Il dibattito come spazio civile

Il momento in cui ho capito che c’era qualcosa di profondamente sbagliato  nella prospettiva transgender è stato quando gli attivisti hanno iniziato a far circolare l’hashtag #nodebate assieme allo slogan “A trans woman is a woman”. Non mi ha colpito tanto il contenuto in sé – l’idea che un maschio adulto della nostra specie debba essere considerato automaticamente donna perché si “sente” tale, come se la naturale fluidità del genere percepito potesse modificare l’oggettiva fisicità del sesso congenito – quanto l’indisponibilità al confronto. Quel “non se ne parla” mi è sembrato arrogante, ingiusto, fascista. Il mio istinto democratico, dialettale e liberale (in senso anglosassone, da John Stuart Mill), mi ha spinto a dire: ma lèvate. E da lì ho cominciato a leggere, ragionare, prendere appunti.

Per me il dibattito è la forma più alta della convivenza civile: lo spazio in cui il conflitto di idee viene incanalato in regole che escludono la violenza fisica. Proprio per questo, a Rebibbia sto cercando di lanciare una school of debate, dopo un progetto di due anni fa in cui avevamo discusso del senso della giustizia con le persone detenute. Stavolta sono in attesa dell’autorizzazione a insegnare alle persone detenute come si dibatte: non portando la violenza dei corpi, ma la forza intellettuale delle argomentazioni. Per me è un progetto essenziale, perché risponde a tre livelli: al mio lavoro di antropologo, che vedo come strumento di ricostruzione del tessuto sociale e non solo di decostruzione del potere; al mio ruolo civico, che mi obbliga a contribuire al miglioramento della comunità cui appartengo; e a una necessità morale, quella di praticare la libertà di parola come bene condiviso.

Ecco perché mi ha fatto tanta impressione un articolo del Post scritto per inquadrare il contesto culturale in cui è stato ammazzato l’attivista americano Charlie Kirk. In quel pezzo il dibattito viene di fatto presentato come una pratica violenta in sé. Non si critica tanto il contenuto delle idee di Kirk, quanto il formato stesso dei suoi incontri. L’articolo dice che nei suoi dibattiti non c’era ascolto reciproco né riconoscimento delle ragioni altrui, ma che “il formato di dibattiti nei campus che Kirk portava in giro premia la sopraffazione e l’annientamento degli avversari, obiettivo inseguito prevalentemente attraverso furbizie dialettiche e più raramente con la sostanza degli argomenti”. E, citando il New Yorker, il Post aggiunge: “L’obiettivo non è informare o istruire, ascoltare o elaborare, costruire o ragionare, ma vincere, dominare, schiacciare, produrre un argomento di tale devastante perentorietà da poter considerare la questione chiusa, una volta per tutte”.

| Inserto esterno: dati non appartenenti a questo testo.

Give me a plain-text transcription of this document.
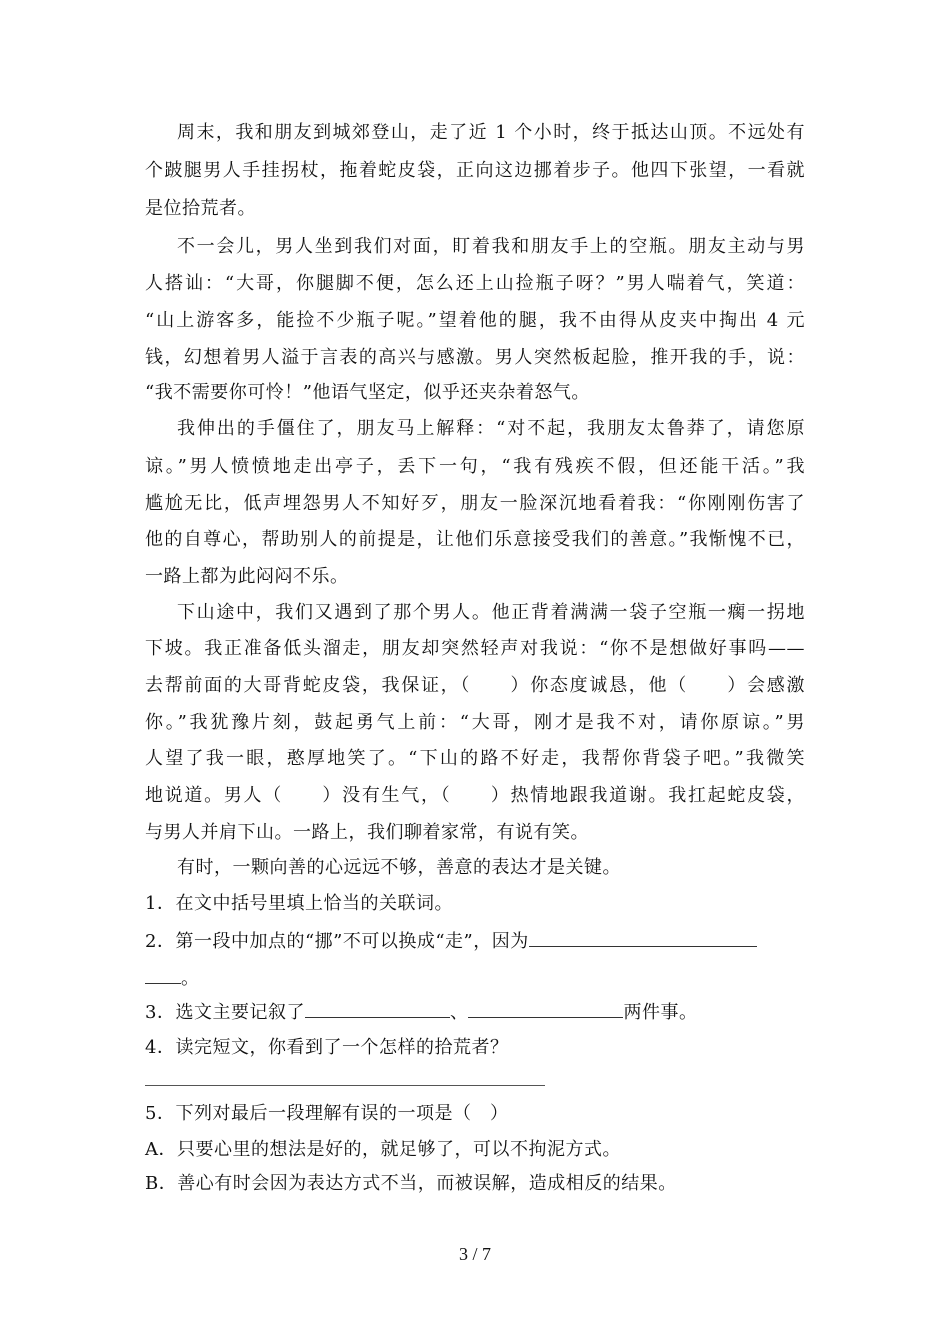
周末，我和朋友到城郊登山，走了近 1 个小时，终于抵达山顶。不远处有
个跛腿男人手挂拐杖，拖着蛇皮袋，正向这边挪着步子。他四下张望，一看就
是位拾荒者。
不一会儿，男人坐到我们对面，盯着我和朋友手上的空瓶。朋友主动与男
人搭讪：“大哥，你腿脚不便，怎么还上山捡瓶子呀？”男人喘着气，笑道：
“山上游客多，能捡不少瓶子呢。”望着他的腿，我不由得从皮夹中掏出 4 元
钱，幻想着男人溢于言表的高兴与感激。男人突然板起脸，推开我的手，说：
“我不需要你可怜！”他语气坚定，似乎还夹杂着怒气。
我伸出的手僵住了，朋友马上解释：“对不起，我朋友太鲁莽了，请您原
谅。”男人愤愤地走出亭子，丢下一句，“我有残疾不假，但还能干活。”我
尴尬无比，低声埋怨男人不知好歹，朋友一脸深沉地看着我：“你刚刚伤害了
他的自尊心，帮助别人的前提是，让他们乐意接受我们的善意。”我惭愧不已，
一路上都为此闷闷不乐。
下山途中，我们又遇到了那个男人。他正背着满满一袋子空瓶一瘸一拐地
下坡。我正准备低头溜走，朋友却突然轻声对我说：“你不是想做好事吗——
去帮前面的大哥背蛇皮袋，我保证，（　　）你态度诚恳，他（　　）会感激
你。”我犹豫片刻，鼓起勇气上前：“大哥，刚才是我不对，请你原谅。”男
人望了我一眼，憨厚地笑了。“下山的路不好走，我帮你背袋子吧。”我微笑
地说道。男人（　　）没有生气，（　　）热情地跟我道谢。我扛起蛇皮袋，
与男人并肩下山。一路上，我们聊着家常，有说有笑。
有时，一颗向善的心远远不够，善意的表达才是关键。
1．在文中括号里填上恰当的关联词。
2．第一段中加点的“挪”不可以换成“走”，因为
。
3．选文主要记叙了	、	两件事。
4．读完短文，你看到了一个怎样的拾荒者？
5．下列对最后一段理解有误的一项是（　）
A．只要心里的想法是好的，就足够了，可以不拘泥方式。
B．善心有时会因为表达方式不当，而被误解，造成相反的结果。
3 / 7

Insomma, ciò che per me era la forza del debate – la possibilità di difendere anche idee radicali con strumenti non violenti – per il Post diventa il segno della sua natura intrinsecamente aggressiva. Il risultato è che il debate viene delegittimato come se fosse una forma di “violenza simbolica” più grave e più intollerabile di quella fisica. Ma questo è un rovesciamento folle: il dibattito è nato storicamente proprio per sostituire lo scontro fisico con la competizione delle idee. Considerarlo violento significa confondere le categorie, e soprattutto significa dare cittadinanza alla logica intollerante e fascistoide del #nodebate.

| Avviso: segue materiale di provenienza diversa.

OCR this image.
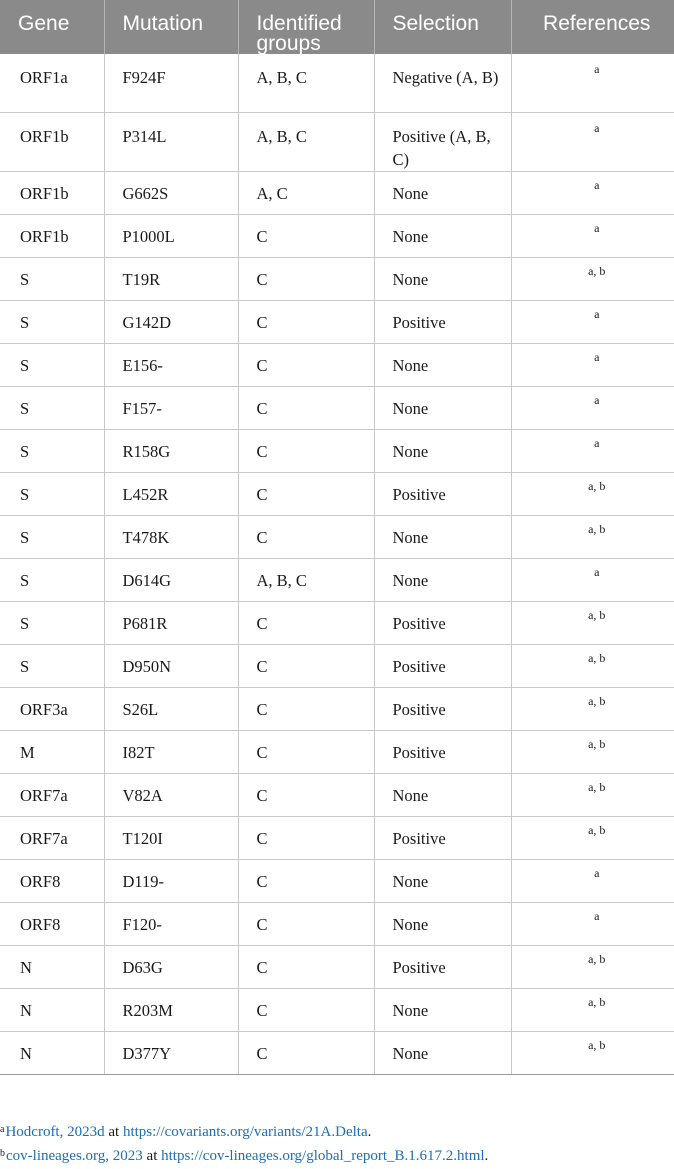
Gene	Mutation	Identified groups	Selection	References
ORF1a	F924F	A, B, C	Negative (A, B)	a
ORF1b	P314L	A, B, C	Positive (A, B, C)	a
ORF1b	G662S	A, C	None	a
ORF1b	P1000L	C	None	a
S	T19R	C	None	a, b
S	G142D	C	Positive	a
S	E156-	C	None	a
S	F157-	C	None	a
S	R158G	C	None	a
S	L452R	C	Positive	a, b
S	T478K	C	None	a, b
S	D614G	A, B, C	None	a
S	P681R	C	Positive	a, b
S	D950N	C	Positive	a, b
ORF3a	S26L	C	Positive	a, b
M	I82T	C	Positive	a, b
ORF7a	V82A	C	None	a, b
ORF7a	T120I	C	Positive	a, b
ORF8	D119-	C	None	a
ORF8	F120-	C	None	a
N	D63G	C	Positive	a, b
N	R203M	C	None	a, b
N	D377Y	C	None	a, b
$^a$Hodcroft, 2023d at https://covariants.org/variants/21A.Delta.
$^b$cov-lineages.org, 2023 at https://cov-lineages.org/global_report_B.1.617.2.html.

Kirk non era solo un conservatore: era prima di tutto un cristiano convinto. Ed è proprio questo, temo, il punto che spaventa la sinistra contemporanea, anche quella moderata del Post. Una sinistra che sembra aver sposato la logica del #nodebate: invece di confrontarsi, si ritrae, accusa il dibattito stesso di essere una forma di violenza.

Perché? Forse perché nel dibattito non prevale il “più debole” in nome di un principio astratto di giustizia. Prevale chi ha più conoscenze, più logica, più prontezza. E oggi queste qualità vengono bollate come “privilegi”, strumenti dell’oppressione. In un mondo in cui la decostruzione è legittima solo in una direzione (contro il Potere, contro gli Oppressori, sempre in nome delle Vittime), il dibattito diventa pericoloso: rischia di mettere a nudo la pochezza teorica e morale di molte idee ritenute “giuste”. Meglio evitarlo, meglio dichiararlo tossico, meglio ripararsi dietro lo slogan.

Ed è così che la sinistra, abbandonando il terreno del dibattito, si consegna all’irrilevanza e al dogmatismo. Rinuncia allo strumento stesso che permette alla democrazia di respirare.

E qui la mia delusione è tutta per il Post. Perché se anche il giornale che parla ai giovani progressisti in Italia accetta la logica del no debate, allora vuol dire che siamo messi male. No Martini, no party. No debate, no truth.